The Senate joined the House on Tuesday in trying to shut down a rule proposed by the Department of Labor to raise investment advice standards for retirement accounts.
A Senate Appropriations subcommittee approved a bill that included language to deny DOL funding to finalize and implement the fiduciary rule.
The provision is part of a $153.2 billion measure that would fund DOL, the Department of Health and Human Services, the Department of Education and several other agencies for fiscal-year 2016.
Both the Senate and House spending bills for the agencies include a so-called rider to defund the DOL rule. The full House Appropriations Committee is scheduled to vote on its version on Wednesday. The Senate bill will now head to the full appropriations panel in that chamber.
Secretary of Labor Thomas Perez indicated the agency would forge ahead with the fiduciary rule despite resistance from Capitol Hill.

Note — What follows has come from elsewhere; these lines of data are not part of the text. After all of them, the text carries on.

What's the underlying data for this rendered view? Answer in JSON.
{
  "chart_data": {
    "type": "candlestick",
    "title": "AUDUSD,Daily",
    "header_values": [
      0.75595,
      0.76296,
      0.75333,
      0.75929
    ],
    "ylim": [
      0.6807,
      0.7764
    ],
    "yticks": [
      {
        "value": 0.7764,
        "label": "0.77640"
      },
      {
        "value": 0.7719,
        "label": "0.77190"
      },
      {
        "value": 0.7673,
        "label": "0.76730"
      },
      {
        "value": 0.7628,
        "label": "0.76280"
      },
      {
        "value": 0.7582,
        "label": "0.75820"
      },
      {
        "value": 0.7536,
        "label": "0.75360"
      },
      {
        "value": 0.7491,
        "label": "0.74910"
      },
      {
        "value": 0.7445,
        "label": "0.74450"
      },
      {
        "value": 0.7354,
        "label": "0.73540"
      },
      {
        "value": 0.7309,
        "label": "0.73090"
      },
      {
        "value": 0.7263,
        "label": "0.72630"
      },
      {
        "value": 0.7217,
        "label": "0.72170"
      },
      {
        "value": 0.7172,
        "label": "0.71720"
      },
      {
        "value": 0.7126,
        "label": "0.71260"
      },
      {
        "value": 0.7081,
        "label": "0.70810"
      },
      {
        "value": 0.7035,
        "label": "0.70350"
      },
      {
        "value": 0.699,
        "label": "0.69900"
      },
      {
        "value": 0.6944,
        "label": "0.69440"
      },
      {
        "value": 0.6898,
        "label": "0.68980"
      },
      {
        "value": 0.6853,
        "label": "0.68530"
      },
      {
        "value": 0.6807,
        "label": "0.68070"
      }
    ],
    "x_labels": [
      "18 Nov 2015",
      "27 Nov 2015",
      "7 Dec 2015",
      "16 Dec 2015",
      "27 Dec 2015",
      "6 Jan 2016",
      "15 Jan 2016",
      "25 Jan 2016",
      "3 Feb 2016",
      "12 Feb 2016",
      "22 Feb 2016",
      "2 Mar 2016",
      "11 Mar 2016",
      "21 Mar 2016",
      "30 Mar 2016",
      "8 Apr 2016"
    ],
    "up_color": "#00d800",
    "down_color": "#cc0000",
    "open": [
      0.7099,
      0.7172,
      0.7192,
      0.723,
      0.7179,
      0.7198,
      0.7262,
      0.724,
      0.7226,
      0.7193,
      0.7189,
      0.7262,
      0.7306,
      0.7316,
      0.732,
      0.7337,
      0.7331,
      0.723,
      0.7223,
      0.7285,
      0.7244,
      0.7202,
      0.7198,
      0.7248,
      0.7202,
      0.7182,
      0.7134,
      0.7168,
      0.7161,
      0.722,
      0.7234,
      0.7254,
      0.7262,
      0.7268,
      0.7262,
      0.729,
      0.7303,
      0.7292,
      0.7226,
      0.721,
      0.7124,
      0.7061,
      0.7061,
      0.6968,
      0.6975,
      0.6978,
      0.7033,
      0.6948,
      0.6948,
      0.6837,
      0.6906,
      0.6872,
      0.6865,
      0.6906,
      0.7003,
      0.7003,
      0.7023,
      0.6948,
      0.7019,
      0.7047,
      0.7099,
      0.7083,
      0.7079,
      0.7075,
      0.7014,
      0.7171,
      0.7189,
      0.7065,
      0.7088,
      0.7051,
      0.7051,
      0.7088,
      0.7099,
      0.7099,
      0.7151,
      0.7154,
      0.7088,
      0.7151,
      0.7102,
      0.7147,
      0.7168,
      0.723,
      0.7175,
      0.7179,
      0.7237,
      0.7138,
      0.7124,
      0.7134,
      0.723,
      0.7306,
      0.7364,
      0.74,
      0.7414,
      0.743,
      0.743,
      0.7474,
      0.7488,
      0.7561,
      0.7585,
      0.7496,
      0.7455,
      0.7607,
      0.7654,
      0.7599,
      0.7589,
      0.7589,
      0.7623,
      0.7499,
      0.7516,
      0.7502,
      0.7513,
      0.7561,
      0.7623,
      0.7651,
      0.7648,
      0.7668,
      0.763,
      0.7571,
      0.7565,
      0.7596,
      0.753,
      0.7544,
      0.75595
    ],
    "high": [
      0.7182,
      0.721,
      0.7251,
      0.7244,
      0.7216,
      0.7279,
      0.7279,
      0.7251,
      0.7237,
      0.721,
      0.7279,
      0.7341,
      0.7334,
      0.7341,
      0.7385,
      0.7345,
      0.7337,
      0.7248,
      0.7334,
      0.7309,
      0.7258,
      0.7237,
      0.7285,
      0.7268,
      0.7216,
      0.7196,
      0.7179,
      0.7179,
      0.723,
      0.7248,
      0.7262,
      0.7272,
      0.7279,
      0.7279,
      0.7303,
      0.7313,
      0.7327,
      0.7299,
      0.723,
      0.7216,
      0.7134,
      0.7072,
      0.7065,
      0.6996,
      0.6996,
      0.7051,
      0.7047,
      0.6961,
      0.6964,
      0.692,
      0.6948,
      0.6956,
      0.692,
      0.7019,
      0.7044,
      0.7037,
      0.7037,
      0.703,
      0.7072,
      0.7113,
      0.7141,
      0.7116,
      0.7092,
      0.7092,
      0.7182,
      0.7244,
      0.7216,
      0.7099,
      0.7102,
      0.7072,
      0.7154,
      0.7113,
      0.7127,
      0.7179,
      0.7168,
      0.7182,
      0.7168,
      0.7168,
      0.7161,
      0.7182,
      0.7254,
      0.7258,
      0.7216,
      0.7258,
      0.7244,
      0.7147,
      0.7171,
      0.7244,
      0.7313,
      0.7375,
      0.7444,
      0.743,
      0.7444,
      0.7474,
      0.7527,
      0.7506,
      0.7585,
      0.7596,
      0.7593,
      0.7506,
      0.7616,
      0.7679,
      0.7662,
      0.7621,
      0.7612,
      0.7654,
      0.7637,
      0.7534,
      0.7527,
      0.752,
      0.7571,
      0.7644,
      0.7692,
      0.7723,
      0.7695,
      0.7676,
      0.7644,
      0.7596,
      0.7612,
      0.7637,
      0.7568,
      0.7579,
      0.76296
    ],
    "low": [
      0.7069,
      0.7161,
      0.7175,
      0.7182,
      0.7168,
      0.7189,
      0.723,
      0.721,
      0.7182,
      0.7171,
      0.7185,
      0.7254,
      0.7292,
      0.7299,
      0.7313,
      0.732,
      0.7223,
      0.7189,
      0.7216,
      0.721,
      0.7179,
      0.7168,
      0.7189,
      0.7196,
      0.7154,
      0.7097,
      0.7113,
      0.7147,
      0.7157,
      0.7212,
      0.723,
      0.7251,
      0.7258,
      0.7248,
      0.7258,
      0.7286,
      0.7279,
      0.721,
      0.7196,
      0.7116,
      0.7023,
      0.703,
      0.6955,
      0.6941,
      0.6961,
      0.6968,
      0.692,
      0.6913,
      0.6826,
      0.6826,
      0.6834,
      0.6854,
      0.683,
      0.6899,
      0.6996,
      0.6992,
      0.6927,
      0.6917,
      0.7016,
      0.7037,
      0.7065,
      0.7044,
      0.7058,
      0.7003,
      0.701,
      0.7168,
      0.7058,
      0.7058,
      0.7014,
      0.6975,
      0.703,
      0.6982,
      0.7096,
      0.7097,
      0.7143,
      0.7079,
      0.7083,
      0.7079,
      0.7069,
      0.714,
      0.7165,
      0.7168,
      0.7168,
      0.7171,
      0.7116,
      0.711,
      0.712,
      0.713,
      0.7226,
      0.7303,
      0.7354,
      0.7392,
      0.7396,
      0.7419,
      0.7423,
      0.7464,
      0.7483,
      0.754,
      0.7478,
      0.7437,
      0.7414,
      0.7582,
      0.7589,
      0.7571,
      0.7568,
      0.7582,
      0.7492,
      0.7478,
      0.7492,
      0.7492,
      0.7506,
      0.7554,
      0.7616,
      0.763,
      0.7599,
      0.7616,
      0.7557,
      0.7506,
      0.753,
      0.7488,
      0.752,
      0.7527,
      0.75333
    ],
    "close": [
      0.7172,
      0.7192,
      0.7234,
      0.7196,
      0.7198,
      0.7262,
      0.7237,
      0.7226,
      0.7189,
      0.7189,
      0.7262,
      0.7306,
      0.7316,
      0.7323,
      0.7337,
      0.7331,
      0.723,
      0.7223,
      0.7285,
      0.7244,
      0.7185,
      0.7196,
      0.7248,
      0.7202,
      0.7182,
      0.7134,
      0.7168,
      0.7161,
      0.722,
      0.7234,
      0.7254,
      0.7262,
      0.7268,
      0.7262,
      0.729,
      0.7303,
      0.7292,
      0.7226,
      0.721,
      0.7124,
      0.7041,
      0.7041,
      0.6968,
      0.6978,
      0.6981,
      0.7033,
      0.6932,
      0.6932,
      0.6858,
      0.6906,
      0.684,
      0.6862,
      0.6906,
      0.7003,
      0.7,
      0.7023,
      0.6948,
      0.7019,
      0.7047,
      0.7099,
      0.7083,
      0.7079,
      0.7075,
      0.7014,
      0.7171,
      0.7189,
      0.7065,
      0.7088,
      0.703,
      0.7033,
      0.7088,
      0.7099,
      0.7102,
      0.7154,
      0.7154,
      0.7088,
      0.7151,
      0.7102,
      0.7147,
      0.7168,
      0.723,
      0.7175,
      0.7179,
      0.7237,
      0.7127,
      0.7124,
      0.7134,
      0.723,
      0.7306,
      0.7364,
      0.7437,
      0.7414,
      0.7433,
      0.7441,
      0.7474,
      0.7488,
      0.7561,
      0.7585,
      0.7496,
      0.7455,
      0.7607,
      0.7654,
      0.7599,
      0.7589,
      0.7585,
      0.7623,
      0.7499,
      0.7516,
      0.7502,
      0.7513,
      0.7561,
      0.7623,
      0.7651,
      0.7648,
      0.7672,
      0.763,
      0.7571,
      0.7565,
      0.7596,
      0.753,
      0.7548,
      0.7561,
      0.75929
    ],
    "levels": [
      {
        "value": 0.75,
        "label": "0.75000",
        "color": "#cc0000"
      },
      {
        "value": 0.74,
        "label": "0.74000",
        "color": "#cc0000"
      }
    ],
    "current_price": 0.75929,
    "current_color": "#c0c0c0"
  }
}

“Every year in the appropriations cycle we deal with this same process, and we will continue to fight for what's best for American consumers,” Mr. Perez told reporters on the sidelines of a conference at the Brookings Institution in Washington on Tuesday.
Mr. Perez is a veteran of battles against appropriations riders.
“There was an effort last year to do the same,” Mr. Perez said. “It was not successful.”
But unlike last year, when Democrats had the leverage of a Senate majority to stop the fiduciary defunding rider, Republicans now control both the House and Senate.
In a speech at an event sponsored by the Hamilton Project at Brookings, Mr. Perez said that finalizing the rule in the remaining 577 days of the Obama administration was “at or near the top of the list of the things we need to do to strengthen the middle class.”
In talking to reporters, Mr. Perez added: “We're making real progress toward producing a final rule that will be … a win for consumers, a win for [advisory] businesses that want a level playing field and a win for retirees.”
The rule is designed to reduce conflicts of interest for brokers working with 401(k) plans and individual retirement accounts by preventing them from inappropriately putting investors into high-fee products that eat away at their retirement savings.
It was introduced in April with strong White House backing. The comment period ends July 21.
Republicans and financial industry critics say the rule would foist significant liability risks and regulatory costs on brokers and potentially force them to abandon investors with modest balances in their retirement accounts.
The Financial Planning Association supports the rule and will talk to lawmakers Wednesday about defeating the rider during its Advocacy Day on Capitol Hill. About 60 FPA members will meet with 23 members of Congress.
“I am hopeful [the rider] will be stripped from the final appropriations bill,” said Karen L. Nystrom, the director of advocacy at the FPA.
Even though the congressional committees are voting in favor of the bills, she said that the rider can still be stopped.
“There's a lot of things going on behind the scenes and a lot of maneuvering that I'm not privy to,” Ms. Nystrom said.